We obtained support from Swami Aksharanand who runs an Ashram and a school (https://www.facebook.com/SVNGuyana). 2 teachers and 4 students were chosen from the Saraswati Vidya Niketan School. Fortunately one of the teachers Mr. Nehru, is a Biology teacher. Dr. Patel sent him the anatomy, physiology and some clinical material to be taught prior to the start of the program. Once that training was done, Dr. Patel went with Dr. Jindal, Mr. Subraj and the transplant team. Dr. Patel spent time with the Sevaks to teach use of BP and blood sugar machines, how to fill out survey forms and approach to people being screened and privacy.
Field work has started and so far about 200 people have been screened. The plan is to screen 50 people a month until the entire population of 7 villages comprising 10,000 people are screened. Each Sevak monitors and follows the screened families and serves as their health advocate. We have selected 7 villages in the remote region of Guyana where there are no medical facilities and they are far from any health center. Each SEVAK resides in the village and is familiar with the people they are screening. In this way, the SEVAKS and the families build trust in each other for the long-term.

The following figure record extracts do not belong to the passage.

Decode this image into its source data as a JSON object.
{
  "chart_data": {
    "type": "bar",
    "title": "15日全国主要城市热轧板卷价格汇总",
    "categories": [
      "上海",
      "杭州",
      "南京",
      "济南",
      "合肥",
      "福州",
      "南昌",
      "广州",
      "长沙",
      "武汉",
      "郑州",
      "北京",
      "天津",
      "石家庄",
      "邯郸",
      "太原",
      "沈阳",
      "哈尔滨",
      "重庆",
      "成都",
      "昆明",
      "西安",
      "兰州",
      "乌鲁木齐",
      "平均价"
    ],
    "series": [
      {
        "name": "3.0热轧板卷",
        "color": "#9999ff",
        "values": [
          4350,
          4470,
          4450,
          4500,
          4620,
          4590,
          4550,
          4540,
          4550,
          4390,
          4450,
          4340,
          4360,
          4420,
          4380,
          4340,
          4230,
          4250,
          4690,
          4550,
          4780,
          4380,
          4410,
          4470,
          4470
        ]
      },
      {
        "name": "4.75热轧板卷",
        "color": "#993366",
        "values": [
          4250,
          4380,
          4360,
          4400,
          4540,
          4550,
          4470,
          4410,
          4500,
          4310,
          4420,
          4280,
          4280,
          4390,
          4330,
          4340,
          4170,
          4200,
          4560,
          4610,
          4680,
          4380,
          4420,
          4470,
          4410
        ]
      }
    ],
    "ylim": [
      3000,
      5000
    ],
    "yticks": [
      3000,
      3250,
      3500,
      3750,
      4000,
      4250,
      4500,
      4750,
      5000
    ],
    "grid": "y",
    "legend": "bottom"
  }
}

Early results show that there is a significant percentage of undetected diabetes and hypertension in the villages. The sanitary conditions are also below minimum acceptable standards. A detailed analysis of the results will be presented at a later date.
We believe that our work will inform policy makers in Guyana of the need for preventative services and be a model for other towns and villages in Guyana to emulate.